If you are planning to bring someone into your home to either help you navigate the early days and weeks of motherhood, or support you post-maternity leave, you obviously want a caring, practical and qualified professional.
These workshops cover an A to Z line-up of key topics from discussions on the importance of newborn care and learning how to understand a baby’s reactions to hunger, pain and discomfort through to techniques to support breast-feeding mothers, identifying newborn jaundice and recognising skin conditions.
“A hands-on qualification, we also cover newborn hygiene and nappy care as well as understanding the digestion and metabolism of a baby as well as feeding techniques,” says Ana.
Many of us may have taken a first aid course in the workplace or probably know someone who is qualified, but it’s a skill vital to ensuring the safety of your family.
Ask yourself, does your current child carer have a first aid qualification? Do they know what to do in an emergency?
Says Ana: “Emirates Home Nursing’s basic first aid at home workshop is a foundation level requirement for our own people, and we are increasingly welcoming other family-employed professionals to our courses.”
“We take it right back to basics, communicating the importance of understanding what first aid is and the aims, as well as the all-important consideration for duty of care and legal implications of administering first aid here in the UAE.”
“That may sound more than a little daunting, but we can’t underestimate the significance of being able to understand the factors involved in an emergency situation – and how to react,” she adds.
At the end of the workshop, the individual professional will be able to provide basic first aid within the home environment to babies, children and adults – and that’s great for peace of mind if you’re not around.
We’ve all seen it; the maid or nanny in the park/supermarket/schoolyard struggling to control the little terrors in her charge.
This is another area where Emirates Home Nursing’s years of qualified expertise comes into play through our conflict and behavioural management course. Open to parents and childcare professionals this is an incredibly insightful and practically useful experience, and the feedback we get is extremely positive once parents see it in action,” remarks Ana.
The workshop begins by identifying challenging situations that can lead to conflict as well as identifying workplace conflicts and teaches the individual how to effectively manage all types of conflict.
“Knowing how to properly handle a tantrum, and manage it, is a skill that doesn’t necessarily come naturally, and this is something that our participants find particularly useful. We also address the area of educating parents in behavioural management, to ensure a balanced carer-parent dynamic that a child will react positively to,” notes Ana.
CREDIT WHERE CREDIT’S DUE
Industry professionals also receive DHA-approved Continuing Medical Education (CME) CME credits when they successfully complete an Emirates Home Nursing course or workshop.

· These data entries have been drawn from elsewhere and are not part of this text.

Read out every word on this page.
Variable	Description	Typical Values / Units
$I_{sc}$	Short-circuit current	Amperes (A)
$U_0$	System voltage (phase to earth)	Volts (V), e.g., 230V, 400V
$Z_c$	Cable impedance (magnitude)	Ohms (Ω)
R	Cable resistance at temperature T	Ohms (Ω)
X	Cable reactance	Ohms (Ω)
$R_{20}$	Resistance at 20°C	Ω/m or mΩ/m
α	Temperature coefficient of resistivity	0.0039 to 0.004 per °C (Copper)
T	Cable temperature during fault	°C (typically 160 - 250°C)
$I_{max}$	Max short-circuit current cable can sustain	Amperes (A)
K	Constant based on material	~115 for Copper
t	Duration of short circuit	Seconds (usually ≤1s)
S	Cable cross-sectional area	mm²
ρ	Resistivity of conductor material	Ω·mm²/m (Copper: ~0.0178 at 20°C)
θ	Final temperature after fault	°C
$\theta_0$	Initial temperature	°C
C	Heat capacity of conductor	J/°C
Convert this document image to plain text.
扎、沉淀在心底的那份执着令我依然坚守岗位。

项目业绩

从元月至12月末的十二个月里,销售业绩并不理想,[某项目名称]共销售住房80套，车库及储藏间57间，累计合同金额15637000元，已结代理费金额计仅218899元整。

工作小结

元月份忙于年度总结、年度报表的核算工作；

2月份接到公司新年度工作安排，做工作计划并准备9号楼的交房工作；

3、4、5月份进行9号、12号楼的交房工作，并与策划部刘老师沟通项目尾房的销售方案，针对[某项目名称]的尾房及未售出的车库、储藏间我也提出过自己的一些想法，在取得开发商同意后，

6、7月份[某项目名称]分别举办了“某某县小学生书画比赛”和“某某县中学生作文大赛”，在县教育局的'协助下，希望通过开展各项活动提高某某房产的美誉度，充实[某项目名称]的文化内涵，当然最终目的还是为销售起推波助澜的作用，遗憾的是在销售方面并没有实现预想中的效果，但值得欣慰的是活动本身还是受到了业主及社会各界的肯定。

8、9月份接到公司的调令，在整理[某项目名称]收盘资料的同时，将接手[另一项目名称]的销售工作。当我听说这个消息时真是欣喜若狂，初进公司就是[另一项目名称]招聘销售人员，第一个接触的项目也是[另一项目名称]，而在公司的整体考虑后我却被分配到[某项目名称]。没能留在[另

“When we looked at developing a full suite of training programmes, we also wanted to ensure that these qualifications would benefit healthcare professionals as they progress their careers,” says Ana.
“The Emirates Home Nursing commitment to delivering excellence across every aspect of the home care field means that we attract a very high caliber of nurses and staff to our own team. We also want to support the DHA – and families throughout the UAE – by growing the number of properly qualified baby and child care professionals in the community,” she continues.
In 2017, Emirates Home Nursing has trained and qualified 477 healthcare professionals across various disciplines.
Says Ana: “For 2018, we have decided to combine some shorter related courses to create workshops that are worth more CME points. Instead of having 11 smaller sessions, we now offer three compact sessions and four workshops. Across all the courses we deliver, we can offer a total of 17 CME credits out of the 20 each nurse requires to renew their annual license,” she concludes.